For anyone that doesn't know me, I love to collect post-modern Christmas decorations. Basically the ugly, ugly plastic decorations that are most likely full of lead and pain that causes seizures and erectile dysfunction (although that second one hasn't really plagued me). Pairing these ugly items with the basic ugly items that litter my apartment throughout the rest of the year is probably one of my favorite activities. If you can believe it, the Infant of Prague stays and the creepy head looms all the live-long day.
Sharing my collection with six people on the internet is fun for sure, but much like my currently watching this back metal documentary, interspersing Dustin's interests with mine makes for a fun life together. Bottle brush trees and tiny robots go together swimmingly, anyway.
No holiday is complete with embarrassing your family whilst showcasing your super sweet plastic Christmas shovel .My parents really enjoyed when I forced them to wear someone else's clothes and pose for a picture in Gettysburg. ESPECIALLY my father. He wouldn't even wear rental bowling shoes when we were going bowling one time for my birthday. Admittedly, this is more about my perverse pleasure it distressing my father than it is about my Christmas shovel. Moving on...
This year I bought a champagne (it's pronounced cham-pag-in) glittery tree and covered it with totally twee bows. Personally, I blame Etsy for this. If it wasn't for that site, aqua wouldn't be such a big part of my life. Neither would birds or little doodads that make me squeal.
Don't miss the creepin' Santa head in the background.

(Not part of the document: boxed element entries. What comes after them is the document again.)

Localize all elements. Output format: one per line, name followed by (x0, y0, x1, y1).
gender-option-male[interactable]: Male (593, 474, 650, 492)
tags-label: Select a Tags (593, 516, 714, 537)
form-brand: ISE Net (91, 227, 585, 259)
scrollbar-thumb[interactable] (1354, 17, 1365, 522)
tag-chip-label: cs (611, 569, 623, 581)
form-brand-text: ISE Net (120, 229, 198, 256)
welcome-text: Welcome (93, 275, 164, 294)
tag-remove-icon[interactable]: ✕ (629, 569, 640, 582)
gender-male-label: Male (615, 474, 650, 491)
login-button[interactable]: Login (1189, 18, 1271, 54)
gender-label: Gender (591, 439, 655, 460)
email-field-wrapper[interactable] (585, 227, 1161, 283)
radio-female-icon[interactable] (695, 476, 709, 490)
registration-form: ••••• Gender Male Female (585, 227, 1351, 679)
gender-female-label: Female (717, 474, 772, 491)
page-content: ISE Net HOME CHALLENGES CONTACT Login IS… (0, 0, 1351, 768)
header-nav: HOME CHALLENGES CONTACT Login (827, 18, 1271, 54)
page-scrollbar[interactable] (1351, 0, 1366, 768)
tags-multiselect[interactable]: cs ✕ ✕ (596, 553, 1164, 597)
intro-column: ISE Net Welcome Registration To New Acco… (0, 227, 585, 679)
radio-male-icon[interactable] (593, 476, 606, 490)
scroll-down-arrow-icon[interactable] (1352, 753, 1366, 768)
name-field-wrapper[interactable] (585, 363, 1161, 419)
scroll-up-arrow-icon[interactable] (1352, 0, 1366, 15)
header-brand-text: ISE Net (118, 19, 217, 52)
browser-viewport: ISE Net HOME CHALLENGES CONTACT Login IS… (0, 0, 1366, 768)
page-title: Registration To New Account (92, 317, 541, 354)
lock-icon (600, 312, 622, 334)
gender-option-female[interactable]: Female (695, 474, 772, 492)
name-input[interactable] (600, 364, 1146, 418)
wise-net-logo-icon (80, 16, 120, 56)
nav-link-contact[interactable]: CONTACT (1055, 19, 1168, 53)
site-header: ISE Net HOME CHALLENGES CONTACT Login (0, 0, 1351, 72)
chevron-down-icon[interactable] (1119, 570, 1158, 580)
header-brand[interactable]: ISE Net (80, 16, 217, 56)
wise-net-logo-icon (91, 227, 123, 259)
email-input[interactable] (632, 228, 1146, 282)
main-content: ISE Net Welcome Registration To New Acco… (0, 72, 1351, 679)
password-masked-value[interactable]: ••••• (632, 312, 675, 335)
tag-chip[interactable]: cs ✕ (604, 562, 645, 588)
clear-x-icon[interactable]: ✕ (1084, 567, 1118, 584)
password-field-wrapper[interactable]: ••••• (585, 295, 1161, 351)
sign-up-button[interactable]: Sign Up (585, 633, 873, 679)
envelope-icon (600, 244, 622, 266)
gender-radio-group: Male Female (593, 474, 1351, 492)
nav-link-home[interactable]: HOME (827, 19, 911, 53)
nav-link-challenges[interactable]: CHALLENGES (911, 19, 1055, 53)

Why do so many Santas look like Rummys?
I've covered it in Norman Rockwell ornaments, teapot lights and sugarcube garland with the most adorablest button and corduroy tree skirt that ever lived.
That is, until the cats destroy it.
Christmastime is here. So that means its time for me to make a concerted effort to be a little nicer and be a little bit more human. Bill Murray will tell you all about it.